As Mark Bridger begins his sentence for the abduction and murder of five-year-old April Jones, her parents also face a life sentence.
For them the ordeal of the court case is over. Coral Jones, 43, her voice shaking but her conviction firm, stood outside the courtroom last week and spoke bravely about what this crime had done to their family and their community and she thanked all those who had helped tirelessly in the search for April.
Watching her, every mum, dad and grandparent in the country must have shared the sense of horror and pity at a loss beyond all telling.
How do you cope when your child is gone for ever? How do you handle the pain of knowing there will always be an empty place in your home and your heart?
Coral has said she feels guilty because she allowed April out to play that evening. Who hasn’t made a snap decision and said: “Yes you can have another 15 minutes before bedtime”?
Imagine living with the lifelong remorse of that decision.
This tragic abduction and murder touched the lives of so many people.
The little Welsh community of Machynlleth united in a bid to find this child.

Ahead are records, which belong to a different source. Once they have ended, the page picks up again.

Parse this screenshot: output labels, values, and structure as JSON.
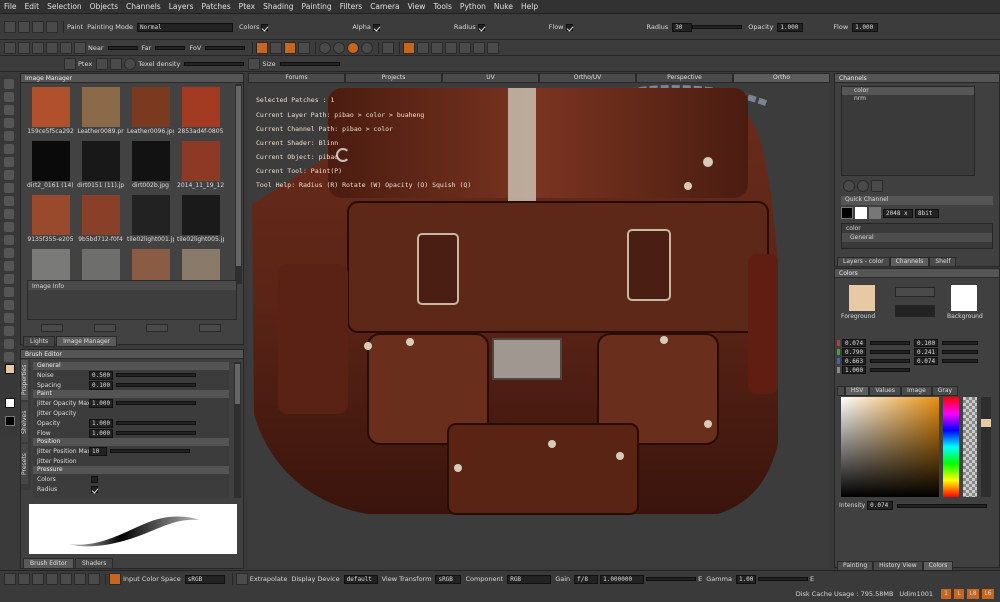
{
  "menu": [
    "File",
    "Edit",
    "Selection",
    "Objects",
    "Channels",
    "Layers",
    "Patches",
    "Ptex",
    "Shading",
    "Painting",
    "Filters",
    "Camera",
    "View",
    "Tools",
    "Python",
    "Nuke",
    "Help"
  ],
  "paint_bar": {
    "paint_label": "Paint",
    "mode_label": "Painting Mode",
    "mode_value": "Normal",
    "colors_label": "Colors",
    "alpha_label": "Alpha",
    "radius_label": "Radius",
    "flow_label": "Flow",
    "radius2_label": "Radius",
    "radius2_value": "30",
    "opacity_label": "Opacity",
    "opacity_value": "1.000",
    "flow2_label": "Flow",
    "flow2_value": "1.000"
  },
  "view_bar": {
    "near_label": "Near",
    "far_label": "Far",
    "fov_label": "FoV"
  },
  "ptex_bar": {
    "ptex_label": "Ptex",
    "texel_label": "Texel density",
    "size_label": "Size"
  },
  "image_manager": {
    "title": "Image Manager",
    "thumbs": [
      {
        "cap": "159ce5f5ca292",
        "color": "#b0502c"
      },
      {
        "cap": "Leather0089.pr",
        "color": "#8a6a48"
      },
      {
        "cap": "Leather0096.jpg",
        "color": "#7a3a20"
      },
      {
        "cap": "2853ad4f-0805",
        "color": "#a33a22"
      },
      {
        "cap": "dirt2_0161 (14).j",
        "color": "#0a0a0a"
      },
      {
        "cap": "dirt0151 (11).jpg",
        "color": "#181818"
      },
      {
        "cap": "dirt002b.jpg",
        "color": "#121212"
      },
      {
        "cap": "2014_11_19_12",
        "color": "#8c3a26"
      },
      {
        "cap": "9135f355-e205",
        "color": "#9a4a2c"
      },
      {
        "cap": "9b5bd712-f0f4",
        "color": "#8a4028"
      },
      {
        "cap": "tile02light001.jp",
        "color": "#222222"
      },
      {
        "cap": "tile02light005.jp",
        "color": "#1a1a1a"
      },
      {
        "cap": "MetalBare0072",
        "color": "#7a7a78"
      },
      {
        "cap": "MetalBare0019",
        "color": "#6e6e6c"
      },
      {
        "cap": "MetalPainted00",
        "color": "#8a5c44"
      },
      {
        "cap": "MetalBare0123",
        "color": "#8a7a6a"
      }
    ],
    "info_label": "Image Info",
    "tabs": [
      "Lights",
      "Image Manager"
    ]
  },
  "brush_editor": {
    "title": "Brush Editor",
    "side_tabs": [
      "Properties",
      "Shelves",
      "Presets"
    ],
    "sections": {
      "general": "General",
      "paint": "Paint",
      "jitter": "Jitter",
      "position": "Position",
      "pressure": "Pressure"
    },
    "rows": {
      "noise": {
        "label": "Noise",
        "value": "0.500"
      },
      "spacing": {
        "label": "Spacing",
        "value": "0.100"
      },
      "jitter_opacity_max": {
        "label": "Jitter Opacity Max",
        "value": "1.000"
      },
      "jitter_opacity": {
        "label": "Jitter Opacity"
      },
      "opacity": {
        "label": "Opacity",
        "value": "1.000"
      },
      "flow": {
        "label": "Flow",
        "value": "1.000"
      },
      "jitter_position_max": {
        "label": "Jitter Position Max",
        "value": "10"
      },
      "jitter_position": {
        "label": "Jitter Position"
      },
      "colors": {
        "label": "Colors"
      },
      "radius": {
        "label": "Radius"
      }
    },
    "bottom_tabs": [
      "Brush Editor",
      "Shaders"
    ]
  },
  "viewport": {
    "tabs": [
      "Forums",
      "Projects",
      "UV",
      "Ortho/UV",
      "Perspective",
      "Ortho"
    ],
    "active_tab": "Ortho",
    "hud": {
      "selected": "Selected Patches : 1",
      "layer_path": "Current Layer Path: pibao > color > buaheng",
      "channel_path": "Current Channel Path: pibao > color",
      "shader": "Current Shader: Blinn",
      "object": "Current Object: pibao",
      "tool": "Current Tool: Paint(P)",
      "help": "Tool Help:   Radius (R)   Rotate (W)   Opacity (O)   Squish (Q)"
    }
  },
  "channels": {
    "title": "Channels",
    "items": [
      "color",
      "nrm"
    ],
    "quick_title": "Quick Channel",
    "size_value": "2048 x 20",
    "depth_value": "8bit",
    "quick_items": [
      "color",
      "General"
    ],
    "tabs": [
      "Layers - color",
      "Channels",
      "Shelf"
    ]
  },
  "colors": {
    "title": "Colors",
    "foreground_label": "Foreground",
    "background_label": "Background",
    "fg_color": "#e8c9a5",
    "bg_color": "#ffffff",
    "left_values": [
      "0.074",
      "0.790",
      "0.663",
      "1.000"
    ],
    "right_values": [
      "0.100",
      "0.241",
      "0.074"
    ],
    "tabs": [
      "HSV",
      "Values",
      "Image",
      "Gray"
    ],
    "intensity_label": "Intensity",
    "intensity_value": "0.074",
    "bottom_tabs": [
      "Painting",
      "History View",
      "Colors"
    ]
  },
  "bottom_bar": {
    "input_color_space_label": "Input Color Space",
    "input_color_space_value": "sRGB",
    "extrapolate_label": "Extrapolate",
    "display_device_label": "Display Device",
    "display_device_value": "default",
    "view_transform_label": "View Transform",
    "view_transform_value": "sRGB",
    "component_label": "Component",
    "component_value": "RGB",
    "gain_label": "Gain",
    "gain_value": "f/8",
    "gain_num": "1.000000",
    "e_label": "E",
    "gamma_label": "Gamma",
    "gamma_value": "1.00",
    "e2_label": "E",
    "disk_cache": "Disk Cache Usage : 795.58MB",
    "udim": "Udim1001",
    "tags": [
      "1",
      "L",
      "L8",
      "L6"
    ]
  }
}
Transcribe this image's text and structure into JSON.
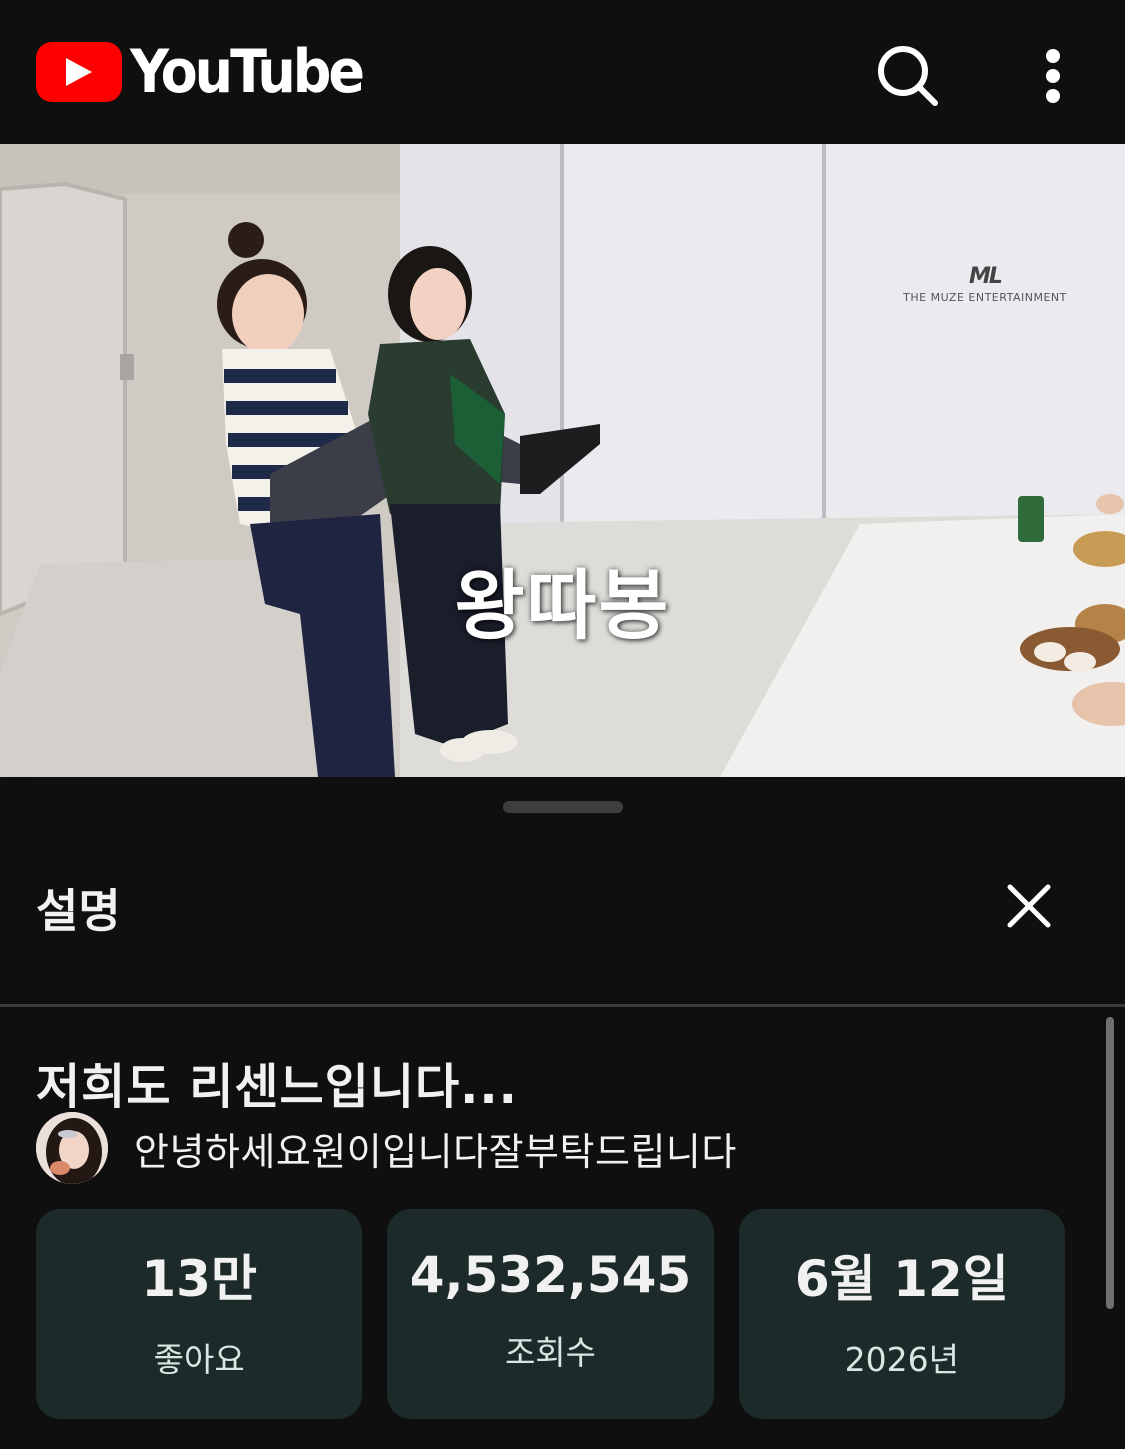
{
  "app": {
    "brand": "YouTube",
    "brand_color": "#ff0000"
  },
  "topbar": {
    "icons": [
      "youtube-logo-icon",
      "search-icon",
      "more-vert-icon"
    ]
  },
  "video": {
    "caption": "왕따봉",
    "wall_sign_mark": "ML",
    "wall_sign_text": "THE MUZE ENTERTAINMENT"
  },
  "sheet": {
    "title": "설명",
    "close_icon": "close-icon",
    "video_title": "저희도 리센느입니다...",
    "channel_name": "안녕하세요원이입니다잘부탁드립니다",
    "stats": [
      {
        "value": "13만",
        "label": "좋아요"
      },
      {
        "value": "4,532,545",
        "label": "조회수"
      },
      {
        "value": "6월 12일",
        "label": "2026년"
      }
    ],
    "stat_card_color": "#1c2b29"
  }
}
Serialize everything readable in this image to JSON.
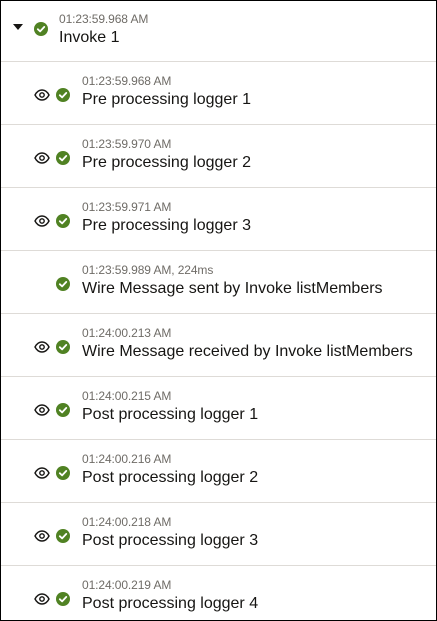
{
  "parent": {
    "timestamp": "01:23:59.968 AM",
    "title": "Invoke 1"
  },
  "icons": {
    "expand": "caret-down-icon",
    "view": "eye-icon",
    "status": "check-circle-icon"
  },
  "colors": {
    "success": "#508223",
    "border": "#dedbd7",
    "timestamp_text": "#6f6c67",
    "title_text": "#161513"
  },
  "rows": [
    {
      "timestamp": "01:23:59.968 AM",
      "title": "Pre processing logger 1",
      "has_view": true
    },
    {
      "timestamp": "01:23:59.970 AM",
      "title": "Pre processing logger 2",
      "has_view": true
    },
    {
      "timestamp": "01:23:59.971 AM",
      "title": "Pre processing logger 3",
      "has_view": true
    },
    {
      "timestamp": "01:23:59.989 AM, 224ms",
      "title": "Wire Message sent by Invoke listMembers",
      "has_view": false
    },
    {
      "timestamp": "01:24:00.213 AM",
      "title": "Wire Message received by Invoke listMembers",
      "has_view": true
    },
    {
      "timestamp": "01:24:00.215 AM",
      "title": "Post processing logger 1",
      "has_view": true
    },
    {
      "timestamp": "01:24:00.216 AM",
      "title": "Post processing logger 2",
      "has_view": true
    },
    {
      "timestamp": "01:24:00.218 AM",
      "title": "Post processing logger 3",
      "has_view": true
    },
    {
      "timestamp": "01:24:00.219 AM",
      "title": "Post processing logger 4",
      "has_view": true
    }
  ]
}
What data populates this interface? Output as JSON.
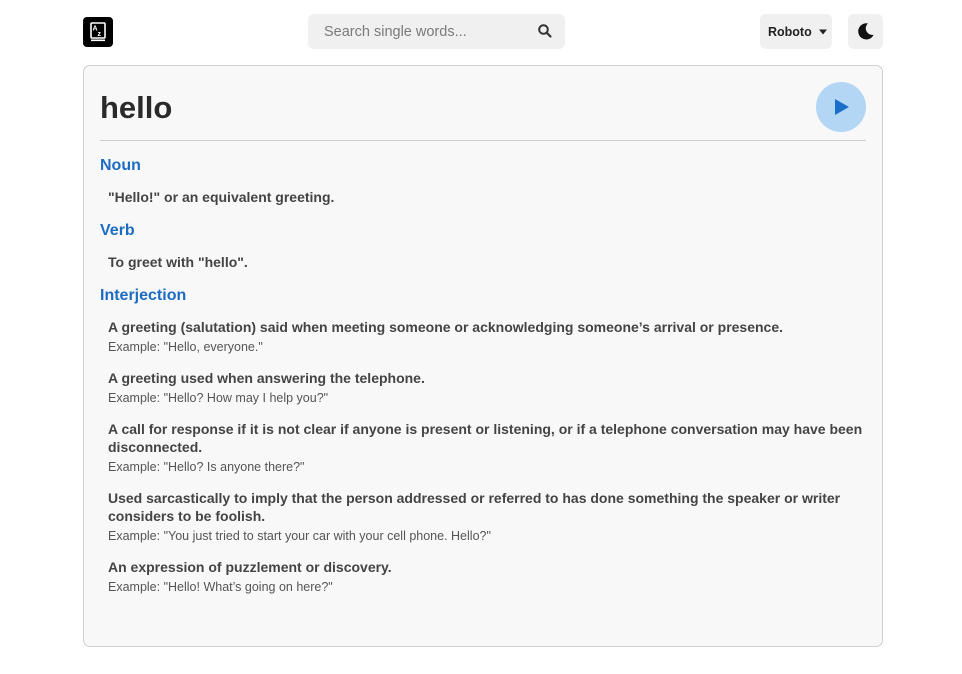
{
  "header": {
    "logo_icon": "az-dictionary-logo-icon",
    "search": {
      "placeholder": "Search single words...",
      "value": "",
      "icon": "search-icon"
    },
    "font_select": {
      "selected": "Roboto",
      "icon": "caret-down-icon"
    },
    "theme_toggle": {
      "icon": "moon-icon"
    }
  },
  "entry": {
    "word": "hello",
    "play_icon": "play-icon",
    "accent_color": "#1d6cc4",
    "play_button_color": "#b3d6f5",
    "meanings": [
      {
        "part_of_speech": "Noun",
        "definitions": [
          {
            "text": "\"Hello!\" or an equivalent greeting.",
            "example": ""
          }
        ]
      },
      {
        "part_of_speech": "Verb",
        "definitions": [
          {
            "text": "To greet with \"hello\".",
            "example": ""
          }
        ]
      },
      {
        "part_of_speech": "Interjection",
        "definitions": [
          {
            "text": "A greeting (salutation) said when meeting someone or acknowledging someone’s arrival or presence.",
            "example": "Example: \"Hello, everyone.\""
          },
          {
            "text": "A greeting used when answering the telephone.",
            "example": "Example: \"Hello? How may I help you?\""
          },
          {
            "text": "A call for response if it is not clear if anyone is present or listening, or if a telephone conversation may have been disconnected.",
            "example": "Example: \"Hello? Is anyone there?\""
          },
          {
            "text": "Used sarcastically to imply that the person addressed or referred to has done something the speaker or writer considers to be foolish.",
            "example": "Example: \"You just tried to start your car with your cell phone. Hello?\""
          },
          {
            "text": "An expression of puzzlement or discovery.",
            "example": "Example: \"Hello! What’s going on here?\""
          }
        ]
      }
    ]
  }
}
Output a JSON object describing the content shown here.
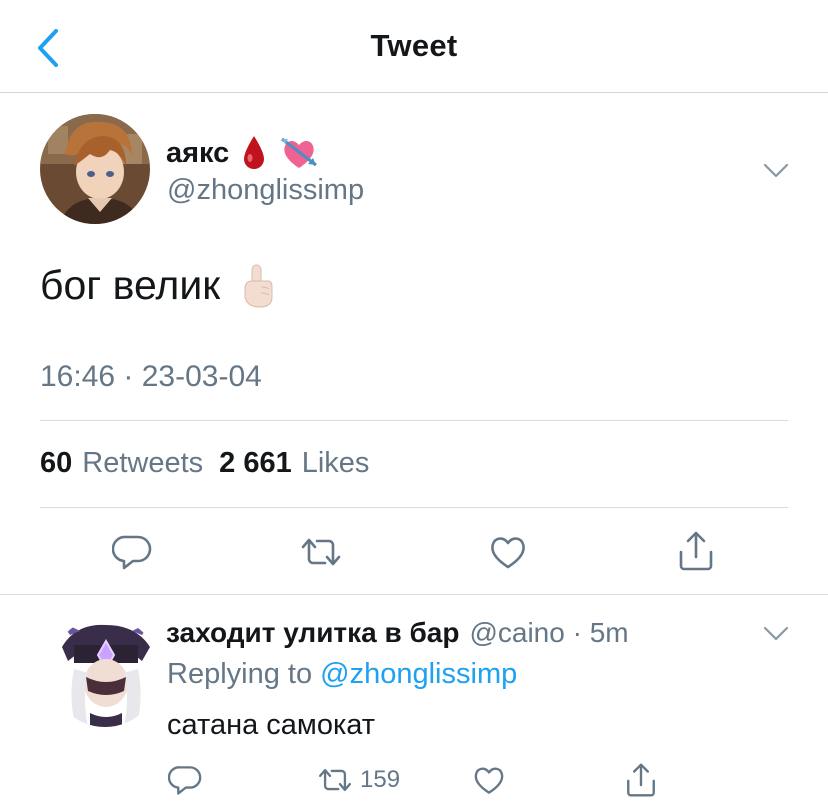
{
  "header": {
    "title": "Tweet",
    "back_icon": "chevron-left-icon"
  },
  "tweet": {
    "author_name": "аякс",
    "author_emojis": [
      "drop-of-blood-emoji",
      "heart-with-arrow-emoji"
    ],
    "handle": "@zhonglissimp",
    "text": "бог велик",
    "text_emoji": "index-pointing-up-emoji",
    "timestamp": "16:46 · 23-03-04",
    "retweets_count": "60",
    "retweets_label": "Retweets",
    "likes_count": "2 661",
    "likes_label": "Likes",
    "actions": [
      "reply-icon",
      "retweet-icon",
      "like-icon",
      "share-icon"
    ]
  },
  "reply": {
    "author_name": "заходит улитка в бар",
    "meta": "@caino · 5m",
    "replying_prefix": "Replying to",
    "replying_handle": "@zhonglissimp",
    "text": "сатана самокат",
    "retweets_count": "159"
  },
  "colors": {
    "accent": "#1da1f2",
    "muted": "#657786",
    "text": "#14171a",
    "divider": "#dadcde",
    "back_arrow": "#1da1f2"
  }
}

Their faces and voices became known to us on the evening news. The local minister who spoke so movingly about the “bright-faced, sweet little girl who was April Jones”.
The pink ribbons they carried. The pink balloons they released into a blue sky. The long hours of searching, hoping and praying that April would be found.
Then the shock and horror when one of their own community was found guilty of her murder.
In the weeks ahead it will be hard for them to come to terms with the darkness which visited their sleepy little Welsh town.
For heartbroken Paul and Coral Jones, who were friendly with Mark Bridger, there is the added pain of knowing they’d trusted him. As April trusted him when she climbed into his van that evening.
As parents we impress upon our children the message don’t go with strangers. But what about the man or woman who isn’t a stranger? That’s the scariest thing.
This abduction of a child who’d gone swimming that afternoon and whose last image was captured on a CCTV camera skipping gaily out of a doorway sums up
all our deepest fears as parents.
You cannot know everything. You cannot protect your children when such evil exists and when by pure chance it snatches from you that which you hold most dear.
Mark Bridger’s cunning and cruelty knew no bounds. So vile was this man that he could not even give Coral and Paul Jones the only peace left to them the chance to know where their little girl’s body, or what remains of it, is hidden.
I believe that no one is beyond forgiveness and I hope that some day Bridger will reveal the truth and give April’s mum and dad the chance to lay her to rest.
Until then, I hold on to the words spoken by the female minister of the little church in Machynlleth: “While any of us in this community are alive who have lived through these events, one thing remains April Jones will never ever be forgotten.”